I mean, you can write shell-like scripts in Python even to­day and use type hints to get type safe­ness. But in real world this prac­tice seems to be re­stricted to writ­ing more com­plex pro­grams, pro­grams that re­quire ac­tual in-lan­guage pro­cess­ing, com­plex con­trol flow, use of libraries and so on. Your typ­i­cal shell script which just chains to­gether a hand­ful of UNIX util­ities — no, I don’t see that hap­pen­ing a lot.

To put it in other words, differ­ent “script­ing lan­guages” man­aged to carve their own prob­lem spaces from what once used to be the do­main of shell, but al­most none of them at­tacked its very core use case, the place where it acts as a dumb glue be­tween stand-alone ap­pli­ca­tions.

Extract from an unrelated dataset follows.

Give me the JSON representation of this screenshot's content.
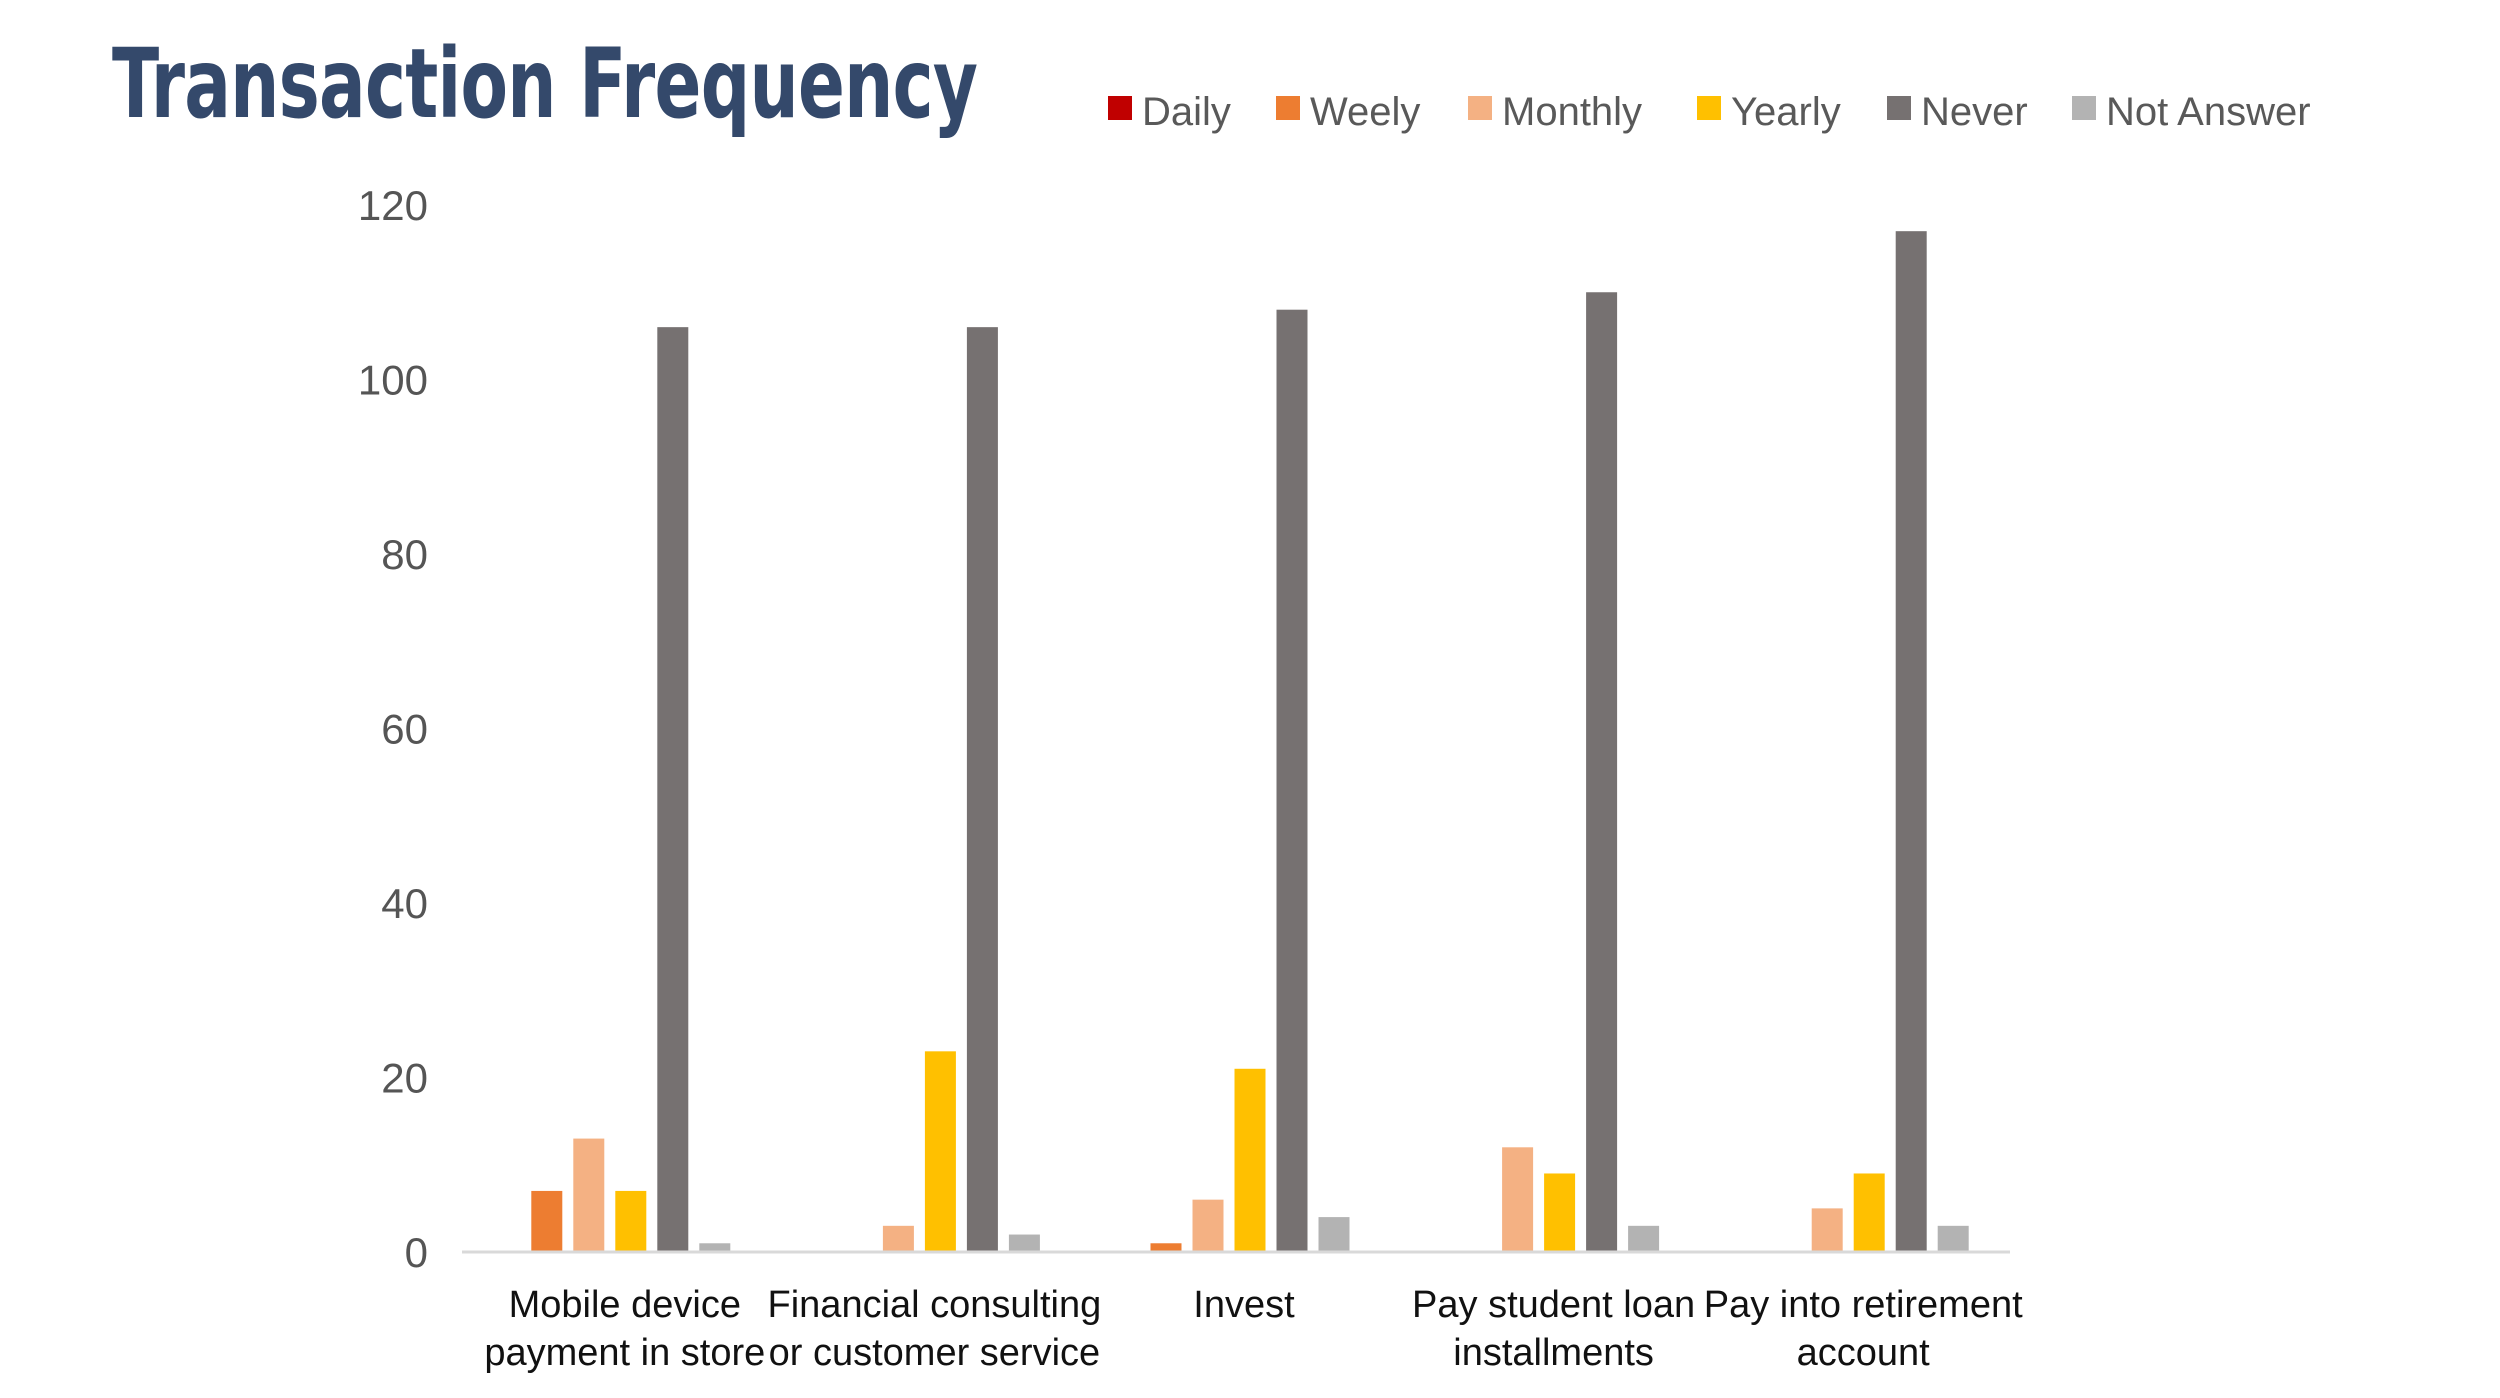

But when writ­ing shell scripts, I ob­serve that I do have a type sys­tem in mind. When I type “ls” I know that an ar­gu­ment of type “path” should fol­low. Some­times I am even ex­plicit about it. When I save JSON into a file, I name it “foo.json”. But none of that is for­mal­ized in the lan­guage.

And in some way, albeit in a very hacky one, shell is to some ex­tent aware of the types. When I type “ls” and press Tab twice a list of files ap­pears on the screen. When I type “git check­out” press­ing Tab twice re­sults in a list of git branches. So, in a way, shell “knows” what kind of ar­gu­ment is ex­pected.

And the ques­tion that’s bug­ging me is whether the same can be done in a more sys­temic way.

Maybe it’s pos­si­ble to have a shell-like lan­guage with ac­tual type sys­tem. Maybe it could know that file with .json ex­ten­sion is sup­posed to con­tain JSON. Or it could know that “jq” ex­pects JSON as an in­put. Maybe it could know that JSON is a kind of text file and that any pro­gram ac­cept­ing a text file (e.g. grep) can there­fore ac­cept JSON as well. And it could know that “ls -l” re­turns a spe­cific “type”, a re­fine­ment of “text file” and “file with one item per line”, with items like ac­cess rights, own­er­ship, file size and so on.

But how would one do that?

In ad­di­tion to the lan­guage im­ple­ment­ing a type sys­tem it would re­quire some kind of an­no­ta­tion of com­mon UNIX util­ities, adding for­mal speci­fi­ca­tion of their ar­gu­ments and out­puts. (With all pro­grams not pre­sent in the database de­fault­ing to “any num­ber of ar­gu­ments of any type and any out­put”.) Maybe it can be done by sim­ple type-safe wrap­pers on top of ex­ist­ing non-type-safe bi­na­ries.